Review
von Leimbacher-Mario
Ich sehe scharf und dennoch doppelt
Zwei Will Smiths halten diesen futuristischen (und gleichzeitig doch altmodischen!) Actionthriller am laufen - und bei mir schlagen zwei Herzen für Ang Lees neuestes Projekt in der Brust. Einerseits finde ich diesen unfreiwilligen Zwilling audiovisuell grandios, hier sollte man sich wirklich die beste, schärfste, dreidimensionalste und klarste Version angucken, diesen finden kann, koste es was es wolle. HFR 4K, Dolby Vision+Atmos, 3D - jap, das volle Programm, es lohnt sich, es ist ein beeindruckender Blick in die Zukunft. Aber das andere Herz sagt mir dann, dass unter dieser glänzenden, wegweisenden Oberfläche leider nur ein generischer, aufgepumpter und aufpolierter Actionblender steckt, der vor 25 Jahren direkt in den Videotheken dieser Welt gelandet wäre... Wir folgen Will Smith als gealterter Agent und Killer kurz vor der Rente, der sein jüngeres Ich, einen perfekten Klon, auf den Hals gehetzt bekommt.

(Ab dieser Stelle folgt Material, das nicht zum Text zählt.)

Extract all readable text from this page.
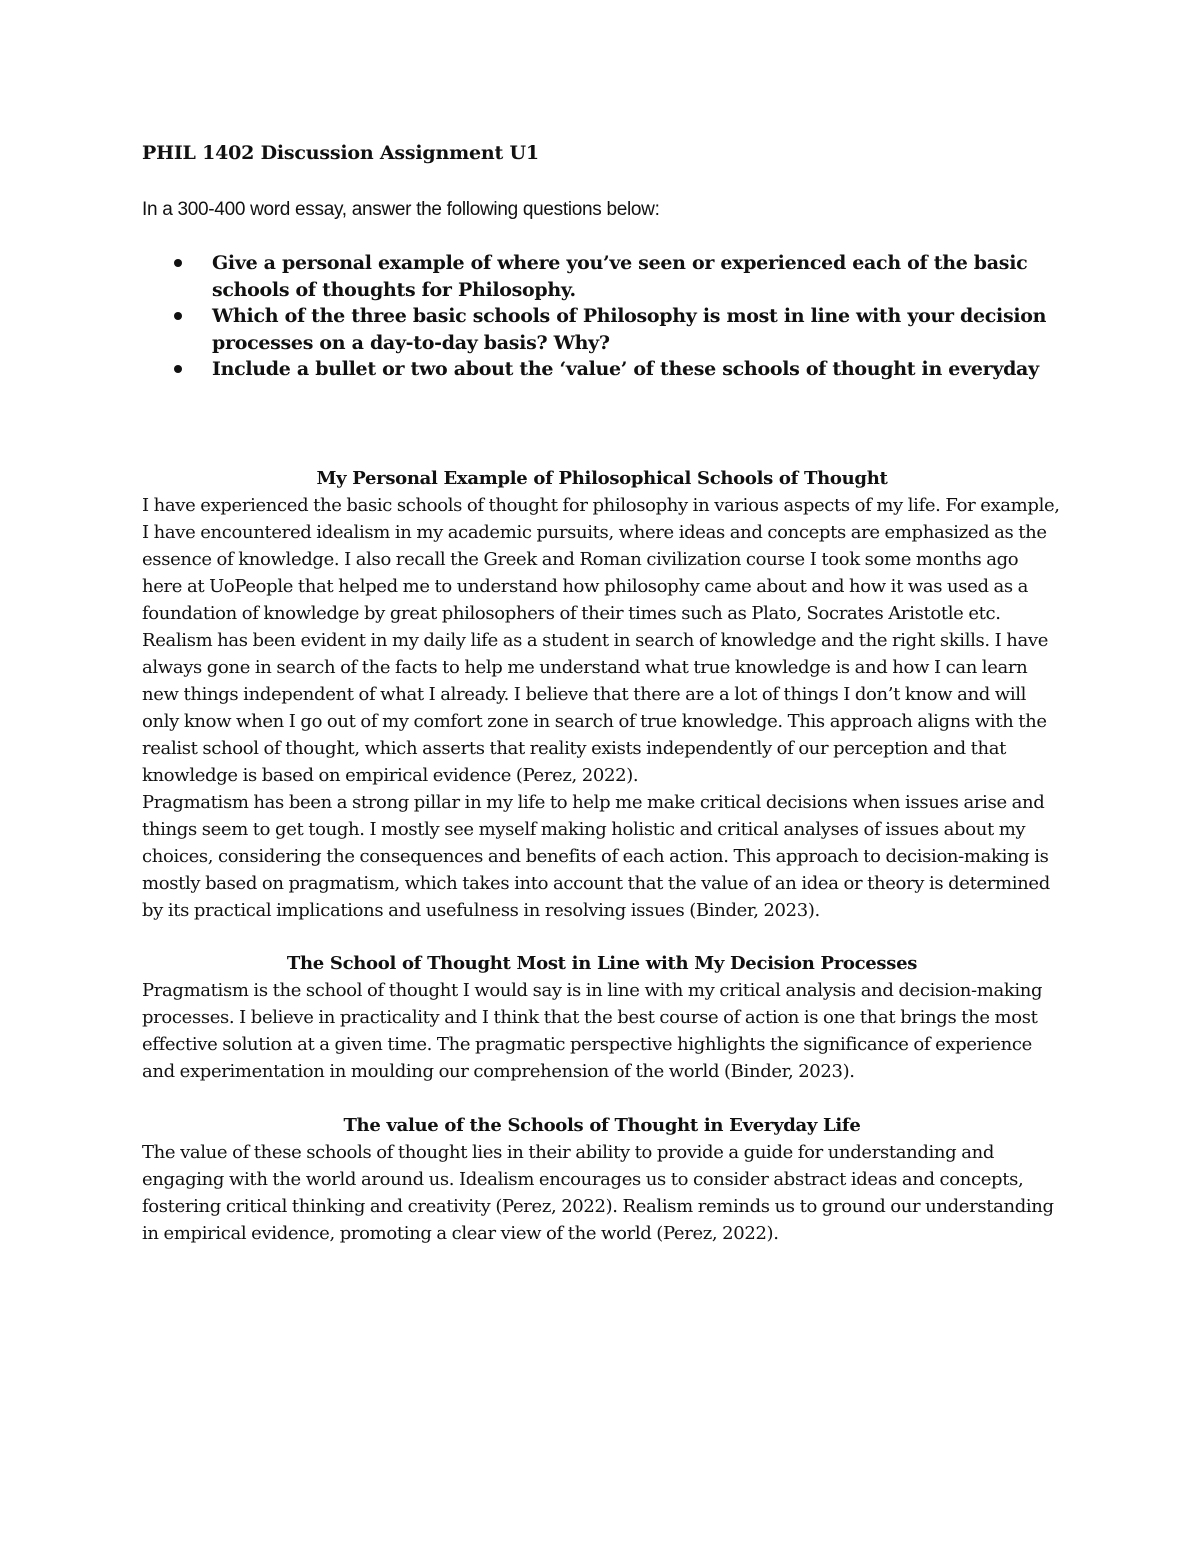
PHIL 1402 Discussion Assignment U1

In a 300-400 word essay, answer the following questions below:

Give a personal example of where you’ve seen or experienced each of the basic schools of thoughts for Philosophy.
Which of the three basic schools of Philosophy is most in line with your decision processes on a day-to-day basis? Why?
Include a bullet or two about the ‘value’ of these schools of thought in everyday

My Personal Example of Philosophical Schools of Thought

I have experienced the basic schools of thought for philosophy in various aspects of my life. For example, I have encountered idealism in my academic pursuits, where ideas and concepts are emphasized as the essence of knowledge. I also recall the Greek and Roman civilization course I took some months ago here at UoPeople that helped me to understand how philosophy came about and how it was used as a foundation of knowledge by great philosophers of their times such as Plato, Socrates Aristotle etc.

Realism has been evident in my daily life as a student in search of knowledge and the right skills. I have always gone in search of the facts to help me understand what true knowledge is and how I can learn new things independent of what I already. I believe that there are a lot of things I don’t know and will only know when I go out of my comfort zone in search of true knowledge. This approach aligns with the realist school of thought, which asserts that reality exists independently of our perception and that knowledge is based on empirical evidence (Perez, 2022).

Pragmatism has been a strong pillar in my life to help me make critical decisions when issues arise and things seem to get tough. I mostly see myself making holistic and critical analyses of issues about my choices, considering the consequences and benefits of each action. This approach to decision-making is mostly based on pragmatism, which takes into account that the value of an idea or theory is determined by its practical implications and usefulness in resolving issues (Binder, 2023).

The School of Thought Most in Line with My Decision Processes

Pragmatism is the school of thought I would say is in line with my critical analysis and decision-making processes. I believe in practicality and I think that the best course of action is one that brings the most effective solution at a given time. The pragmatic perspective highlights the significance of experience and experimentation in moulding our comprehension of the world (Binder, 2023).

The value of the Schools of Thought in Everyday Life

The value of these schools of thought lies in their ability to provide a guide for understanding and engaging with the world around us. Idealism encourages us to consider abstract ideas and concepts, fostering critical thinking and creativity (Perez, 2022). Realism reminds us to ground our understanding in empirical evidence, promoting a clear view of the world (Perez, 2022).
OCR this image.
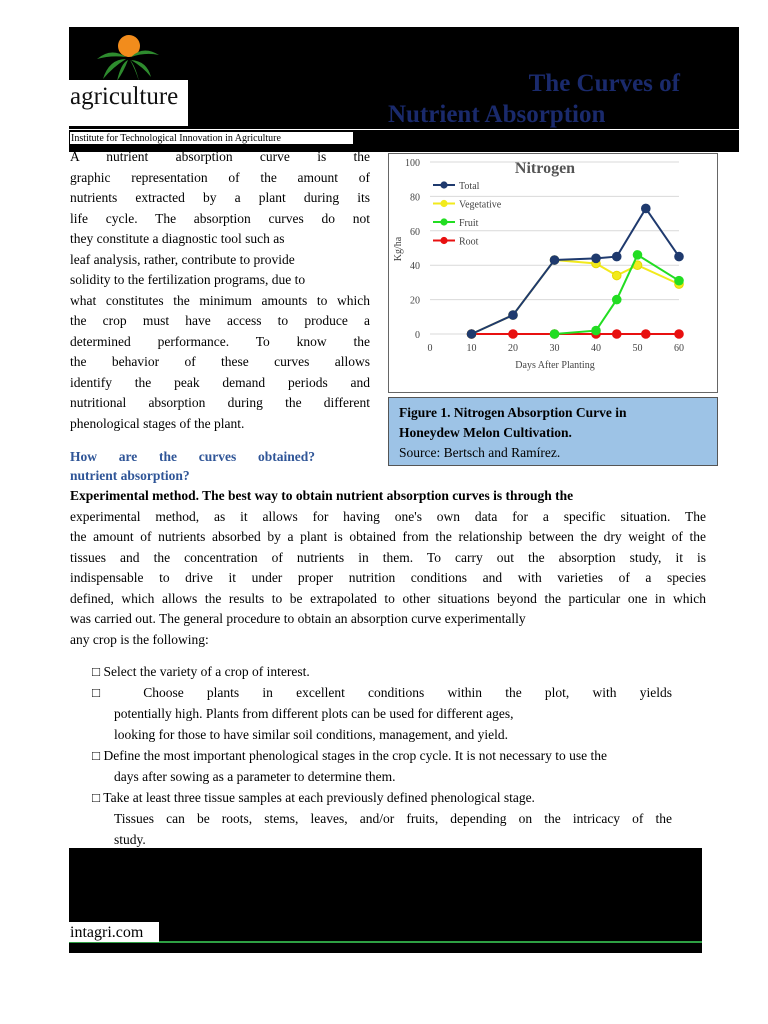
agriculture	The Curves of
Nutrient Absorption
Institute for Technological Innovation in Agriculture
A nutrient absorption curve is the
graphic representation of the amount of
nutrients extracted by a plant during its
life cycle. The absorption curves do not
they constitute a diagnostic tool such as
leaf analysis, rather, contribute to provide
solidity to the fertilization programs, due to
what constitutes the minimum amounts to which
the crop must have access to produce a
determined performance. To know the
the behavior of these curves allows
identify the peak demand periods and
nutritional absorption during the different
phenological stages of the plant.
0
20
40
60
80
100
0	10	20	30	40	50	60
Nitrogen
Days After Planting
Kg/ha
Total
Vegetative
Fruit
Root
Figure 1. Nitrogen Absorption Curve in
Honeydew Melon Cultivation.
Source: Bertsch and Ramírez.
How are the curves obtained?
nutrient absorption?
Experimental method. The best way to obtain nutrient absorption curves is through the
experimental method, as it allows for having one's own data for a specific situation. The
the amount of nutrients absorbed by a plant is obtained from the relationship between the dry weight of the
tissues and the concentration of nutrients in them. To carry out the absorption study, it is
indispensable to drive it under proper nutrition conditions and with varieties of a species
defined, which allows the results to be extrapolated to other situations beyond the particular one in which
was carried out. The general procedure to obtain an absorption curve experimentally
any crop is the following:
□ Select the variety of a crop of interest.
□ Choose plants in excellent conditions within the plot, with yields
potentially high. Plants from different plots can be used for different ages,
looking for those to have similar soil conditions, management, and yield.
□ Define the most important phenological stages in the crop cycle. It is not necessary to use the
days after sowing as a parameter to determine them.
□ Take at least three tissue samples at each previously defined phenological stage.
Tissues can be roots, stems, leaves, and/or fruits, depending on the intricacy of the
study.
intagri.com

Ang Lee ist technisch (und eigentlich auch emotional) ein absoluter Visionär mit Eiern und auch Talent. Zudem ist Smith immer ein Publikumsmagnet und Sympathieträger, egal ob in alt oder jung, in computeranimiert (wichtig: hier nicht am PC verjüngt!) oder in echt. Doppelt hält besser, weiß doch jedes Kind. Nur leider kann selbst diese geballte Power an Star und Zukunftsgewandtheit nicht verhindern, dass dieser Klonklopper weit weniger im Gedächtnis bleibt, als er es eigentlich müsste. Ich will gar nicht wissen, was ein James Cameron mit dieser Technik anstellen könnte... „Gemini Man“ bietet ein paar der besten Actionszenen des Jahres, man ist quasi live dabei statt nur auf die Leinwand zu starren. Zudem verzücken ein paar feine Drehorte wie Budapest, die Geschichte hat sogar etwas (Doppel)Herz und Will Smith muss man einfach mögen, da gibt’s kein Drumrum. Herr Wong und Frau Winstead versüßen ebenfalls die Show. Aber aber aber: „Gemini Man“ sieht einfach so gut aus, dass die fehlende inhaltliche Tiefe und Qualität nur noch deutlicher zu Buche schlägt. Der Soap Oper-Effekt bleibt zwar die meiste Zeit aus und der junge Smith sieht grösstenteils einfach überragend aus, ist wahrscheinlich die beste künstliche Gestalt, die Hollywood bisher erschaffen hat, noch vor Gollum oder Ceasar, dem Affen. Und dennoch fehlt einem ein ganzes Stück Gefühl, Gepäck, Inhalt und Fleisch. Ärgerlich. Alles wirkt sehr steril, safe, 90er und unfassbar billig gegenüber der High Tech-Hülle. Man ist immer auf Abstand, man guckt immer (passend zum Thema) einem (feinen) Experiment zu. Ein Lambo mit dem Motor einer Ente.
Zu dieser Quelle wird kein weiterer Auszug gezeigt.